When working on the inside, he’s effective (though not perfect) in reacting to his second and third level defender keys. Along with his willingness to cut back inside despite his build, and Thomas’s dominance as a consistent 4-5 yard pickup inside zone runner has a strong chance to continue in the NFL, especially if he’s with a team that’s willing to run it 12-15 times a game with Thomas and another running back. As for his outside zone, he doesn’t seem as comfortable in making his decision to cut back towards the center or stay outside, and too often instantly tries to win with speed on the edge. I expect him to make improvements in that area this year, but it’s a concern for a primarily zone runner at this point. I also expect him to clean up some of his ball issue concerns, which flashed as a problem in 2012.
Thomas possesses rare acceleration, lateral quickness and control, and speed that reminds of almost a combination of Reggie Bush and Tavon Austin. His elusiveness from the backfield, ability to stay narrow through holes, patient feet on the inside, and return dominance remind of Bush’s days at USC. His open field lateral cuts, 2-3 step top-speed acceleration, and overall build are similar to the 2013 Top 10 draft pick Austin.
NFL teams may aim to utilize him the way the Saints envisioned using Reggie Bush early in his career, except with more zone read concepts from the shotgun. Giving Thomas the ability to work as a receiver, returner, flare-route runner, and zone read option is both a tremendous amount of ways to utilize his elite ability as well as a manageable task based on what Chip Kelly and the Oregon staff seem to expect of him this year.
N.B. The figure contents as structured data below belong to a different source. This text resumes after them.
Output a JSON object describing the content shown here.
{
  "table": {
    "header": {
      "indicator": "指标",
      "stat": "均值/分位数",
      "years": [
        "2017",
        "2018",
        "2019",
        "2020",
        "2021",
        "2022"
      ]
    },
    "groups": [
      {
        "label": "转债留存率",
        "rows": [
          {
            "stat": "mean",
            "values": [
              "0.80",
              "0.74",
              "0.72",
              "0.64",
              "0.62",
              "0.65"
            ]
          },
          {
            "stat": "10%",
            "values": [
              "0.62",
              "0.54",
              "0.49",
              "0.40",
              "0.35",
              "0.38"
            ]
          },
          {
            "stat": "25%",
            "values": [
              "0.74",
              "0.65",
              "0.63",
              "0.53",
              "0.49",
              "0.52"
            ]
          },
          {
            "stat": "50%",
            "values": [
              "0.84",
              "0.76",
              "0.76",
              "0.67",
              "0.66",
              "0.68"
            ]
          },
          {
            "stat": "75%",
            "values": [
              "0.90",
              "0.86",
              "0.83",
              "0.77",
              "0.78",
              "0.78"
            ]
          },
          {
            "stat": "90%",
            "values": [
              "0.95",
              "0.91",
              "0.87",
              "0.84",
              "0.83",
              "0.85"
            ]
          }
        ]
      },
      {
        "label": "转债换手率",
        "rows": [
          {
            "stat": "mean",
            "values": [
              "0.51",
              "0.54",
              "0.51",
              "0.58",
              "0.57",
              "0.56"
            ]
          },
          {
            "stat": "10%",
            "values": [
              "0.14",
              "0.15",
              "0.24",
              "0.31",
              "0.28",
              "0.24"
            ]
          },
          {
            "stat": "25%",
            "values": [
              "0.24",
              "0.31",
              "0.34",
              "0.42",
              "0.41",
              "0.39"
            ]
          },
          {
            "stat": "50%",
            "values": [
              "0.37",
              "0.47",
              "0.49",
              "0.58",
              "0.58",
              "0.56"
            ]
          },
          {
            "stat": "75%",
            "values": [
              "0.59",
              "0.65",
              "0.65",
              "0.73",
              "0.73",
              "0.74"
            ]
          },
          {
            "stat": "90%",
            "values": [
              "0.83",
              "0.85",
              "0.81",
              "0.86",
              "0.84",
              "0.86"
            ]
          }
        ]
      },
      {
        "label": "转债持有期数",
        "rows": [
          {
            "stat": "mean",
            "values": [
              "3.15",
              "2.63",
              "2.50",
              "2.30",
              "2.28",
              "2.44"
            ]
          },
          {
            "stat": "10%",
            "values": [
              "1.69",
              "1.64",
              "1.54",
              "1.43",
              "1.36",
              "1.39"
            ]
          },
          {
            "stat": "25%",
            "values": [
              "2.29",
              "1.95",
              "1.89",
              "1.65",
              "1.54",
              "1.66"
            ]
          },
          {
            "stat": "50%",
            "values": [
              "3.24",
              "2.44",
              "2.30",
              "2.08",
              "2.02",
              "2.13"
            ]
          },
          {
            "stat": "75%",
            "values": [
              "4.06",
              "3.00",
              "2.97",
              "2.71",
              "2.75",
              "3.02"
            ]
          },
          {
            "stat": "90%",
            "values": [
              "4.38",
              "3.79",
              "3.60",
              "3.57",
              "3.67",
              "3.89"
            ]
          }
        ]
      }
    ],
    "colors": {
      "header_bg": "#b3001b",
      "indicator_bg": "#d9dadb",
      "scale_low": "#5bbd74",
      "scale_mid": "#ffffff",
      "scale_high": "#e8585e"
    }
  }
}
Thomas’s high 4.2 speed and elite return ability alone likely put him in the Top 100 of the 2014 NFL Draft, if he chooses to declare. His inside zone elite ability, controlled acceleration, and his comfort-ability in zone read situations that the NFL is moving towards is icing on the cake that may vault him all the way up to 1st round consideration. While I didn’t agree with Tavon Austin going Top 10 (I think an extremely week draft had something to do with it), the NFL seems to be dead-set on adding unique, speedy playmakers and athletic quarterbacks to run the new generation of NFL offenses.
Multiple NFL teams with openings wanted Chip Kelly to be their next head coach. Part of that was thanks to the way he manages a team, and the other part was his explosive offense and how it could be adapted to the NFL. While those and every other NFL team won’t get the direct coaching of Chip Kelly, they likely will be quietly jostling to get the best running back/chess piece he’s ever coached in De’Anthony Thomas.